This new generation of wearable devices goes far beyond how many steps you have taken or how long you slept. What sets this new class of wearable devices and trackers apart is that they now include things like heart rate monitors, GPS and other trackers that measure things like perspiration and even breathing.
Now, manufacturers like Samsung are even taking the steps to make these trackers (some even built in to the phones themselves) available to developers. This opens interesting new opportunities for health and wellness marketers to connect customers with the products and services that will help them the most.
Now you can leverage a much more personal set of data for building apps or even targeting ads. Consider the following examples:
Want to get healthier just by shopping for groceries? Now when you go to the grocery store, you can use your store app to get coupons and discounts on the products on your shopping list – with a new twist. You want a coupon for candy bars? Walk 500 steps in the store at an elevated heart-rate. If the app leverages beacon technology, the app can actually direct you around the store, routing you past key promotional items that you may be interested in.
Want to get a better running shoe? Launch your Nike, Adidas, Puma (insert your favorite shoe company here) app and follow the prompts to run 20 minutes at your target heart rate. The app will import the step, activity, distance and heart rate data — and analyze it to determine your length of stride, gait, and whether you run heel-toe, or toe-heel. It can then tell you which running shoe you should get, and give you tips to improve your running.
Shopping for a new mattress? Connect your smartphone or wearable 2.0 to the in store app and import your data for a proper analysis of your sleep patterns. Since your phone tracks ambient temperature and humidity when you sleep, the app can combine the data with your sleep patterns and heart-rate throughout an average sleep night to help you understand what’s right for you. From what type of mattress, sheets, pillow, even pajamas that you should use to get the best night’s sleep.

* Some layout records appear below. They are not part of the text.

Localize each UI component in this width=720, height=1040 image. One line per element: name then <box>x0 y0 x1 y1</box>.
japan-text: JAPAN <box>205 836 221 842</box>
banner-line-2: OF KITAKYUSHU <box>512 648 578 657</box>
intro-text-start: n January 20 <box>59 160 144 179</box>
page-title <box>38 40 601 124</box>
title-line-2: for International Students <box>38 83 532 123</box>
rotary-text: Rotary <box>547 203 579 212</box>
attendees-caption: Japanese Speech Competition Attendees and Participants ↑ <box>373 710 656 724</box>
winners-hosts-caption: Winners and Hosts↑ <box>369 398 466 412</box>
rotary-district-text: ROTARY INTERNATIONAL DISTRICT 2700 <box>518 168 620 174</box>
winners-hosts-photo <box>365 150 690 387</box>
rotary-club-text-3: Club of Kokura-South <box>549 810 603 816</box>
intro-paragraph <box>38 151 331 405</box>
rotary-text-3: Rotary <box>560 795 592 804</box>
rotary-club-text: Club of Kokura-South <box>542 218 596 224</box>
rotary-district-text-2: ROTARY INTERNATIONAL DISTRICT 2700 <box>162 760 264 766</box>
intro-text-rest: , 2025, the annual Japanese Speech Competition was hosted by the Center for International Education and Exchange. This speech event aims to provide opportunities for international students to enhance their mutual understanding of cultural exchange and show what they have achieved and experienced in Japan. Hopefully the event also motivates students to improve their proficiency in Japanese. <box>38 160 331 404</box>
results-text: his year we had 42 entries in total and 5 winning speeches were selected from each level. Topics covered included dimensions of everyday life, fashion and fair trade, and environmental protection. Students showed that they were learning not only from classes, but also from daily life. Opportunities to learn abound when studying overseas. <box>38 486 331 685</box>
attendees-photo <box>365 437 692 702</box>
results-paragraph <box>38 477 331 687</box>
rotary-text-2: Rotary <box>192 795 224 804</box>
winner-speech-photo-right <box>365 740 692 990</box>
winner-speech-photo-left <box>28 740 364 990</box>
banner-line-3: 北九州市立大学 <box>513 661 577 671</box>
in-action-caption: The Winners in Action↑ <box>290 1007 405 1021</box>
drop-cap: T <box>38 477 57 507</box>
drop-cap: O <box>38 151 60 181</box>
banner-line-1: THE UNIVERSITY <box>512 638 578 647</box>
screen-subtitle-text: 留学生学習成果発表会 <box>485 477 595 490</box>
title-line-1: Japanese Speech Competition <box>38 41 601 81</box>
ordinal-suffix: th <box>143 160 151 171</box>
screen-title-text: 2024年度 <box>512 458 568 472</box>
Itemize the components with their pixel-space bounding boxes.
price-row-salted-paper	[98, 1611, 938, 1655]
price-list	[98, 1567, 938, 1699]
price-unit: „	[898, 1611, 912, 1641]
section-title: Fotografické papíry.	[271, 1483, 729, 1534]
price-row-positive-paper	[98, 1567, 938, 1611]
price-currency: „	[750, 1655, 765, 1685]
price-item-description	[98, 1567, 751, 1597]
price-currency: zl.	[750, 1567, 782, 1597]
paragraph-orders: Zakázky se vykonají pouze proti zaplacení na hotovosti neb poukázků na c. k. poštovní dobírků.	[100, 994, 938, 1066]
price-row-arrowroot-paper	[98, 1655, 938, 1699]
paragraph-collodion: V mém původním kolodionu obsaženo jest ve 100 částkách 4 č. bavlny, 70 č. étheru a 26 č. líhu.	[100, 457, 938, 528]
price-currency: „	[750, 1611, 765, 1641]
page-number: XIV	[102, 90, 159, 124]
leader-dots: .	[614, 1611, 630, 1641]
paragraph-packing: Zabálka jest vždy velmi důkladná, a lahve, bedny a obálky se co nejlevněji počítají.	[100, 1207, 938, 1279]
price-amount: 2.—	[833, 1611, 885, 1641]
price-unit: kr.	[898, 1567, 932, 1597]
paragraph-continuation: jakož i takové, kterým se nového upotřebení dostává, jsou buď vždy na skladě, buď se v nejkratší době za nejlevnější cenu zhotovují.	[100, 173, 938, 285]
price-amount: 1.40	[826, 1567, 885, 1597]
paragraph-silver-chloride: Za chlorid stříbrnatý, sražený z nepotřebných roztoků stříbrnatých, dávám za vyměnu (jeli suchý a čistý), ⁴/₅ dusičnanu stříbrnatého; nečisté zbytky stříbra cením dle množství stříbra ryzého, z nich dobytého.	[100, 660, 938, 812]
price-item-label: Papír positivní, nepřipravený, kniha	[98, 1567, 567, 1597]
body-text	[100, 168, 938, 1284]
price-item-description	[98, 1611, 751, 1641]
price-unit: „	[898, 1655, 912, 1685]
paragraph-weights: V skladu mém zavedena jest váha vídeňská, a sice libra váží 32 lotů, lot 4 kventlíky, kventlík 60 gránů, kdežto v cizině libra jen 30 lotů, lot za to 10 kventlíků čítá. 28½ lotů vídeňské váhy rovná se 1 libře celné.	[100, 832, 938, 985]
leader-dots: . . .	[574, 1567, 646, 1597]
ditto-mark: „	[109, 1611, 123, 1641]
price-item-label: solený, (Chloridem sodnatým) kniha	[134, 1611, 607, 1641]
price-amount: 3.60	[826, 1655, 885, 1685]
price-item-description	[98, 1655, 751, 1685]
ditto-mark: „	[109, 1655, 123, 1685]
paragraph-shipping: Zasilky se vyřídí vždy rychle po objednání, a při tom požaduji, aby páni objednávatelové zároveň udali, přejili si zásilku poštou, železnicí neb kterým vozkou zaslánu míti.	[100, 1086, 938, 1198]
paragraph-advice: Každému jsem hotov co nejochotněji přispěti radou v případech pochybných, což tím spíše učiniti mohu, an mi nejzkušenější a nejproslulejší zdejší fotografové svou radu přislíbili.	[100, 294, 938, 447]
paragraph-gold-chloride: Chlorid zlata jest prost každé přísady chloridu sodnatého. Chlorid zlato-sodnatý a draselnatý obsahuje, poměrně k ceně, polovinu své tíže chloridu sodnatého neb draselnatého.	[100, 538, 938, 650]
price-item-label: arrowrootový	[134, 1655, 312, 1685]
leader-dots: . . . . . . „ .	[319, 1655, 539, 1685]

But those are app based examples for specific brands. Can this be applied to Web sites and media units? Why not? Google Chrome asks for access to your location data when it does web searches, why couldn’t it ask for access to your heart-rate monitor and fitness information. The potential is almost unlimited.
Surf ESPN.com on your mobile device for the latest golf scores and you soon may see a banner unit that asks you if you have experienced a set of symptoms that you normally ignore – fatigue, shortness of breath, dizziness, chest pain. These are signs of a common hearth rhythm disorder called Atrial Fibrillation (coincidently, if you do have these symptoms, please go see a doctor. Like now.)
experienced a few of these symptoms last weekend while you were golfing, and always seem to be out of breath when walking from meeting to meeting, you decide to click on the banner for more info. But
this banner is different, instead of a giant “CLICK HERE” button, it simply says “Analyze your Heart Rate.”
After giving permission to access your data, the banner expands and displays your current heart rate and beat pattern, as well as analyzes your heart rate history. Detecting some frequent anomalies, the banner suggests “You may want to have your physician or a cardiologist take a closer look,” and gives you a link to get more information on the condition.
Now, I am not suggesting that a mobile banner unit is going to diagnose you for any condition (that’s a couple of years away), but it can certainly screen you and provide a suggested course of action for you. But what about that permission to access health data? What if that permission extended to device history when browsing? How many lives might be saved by delivering an online experience based on the frequency of an abnormally elevated heart-rate when walking at a normal pace or when climbing a flight of stairs?
Wearables 2.0 is ushering in a brave new world of open data that is allowing both marketers and consumers to better utilize personal health data, like heart-rate, to save lives or simply improve quality of life by providing relevance and meaning to the collected bits and bytes.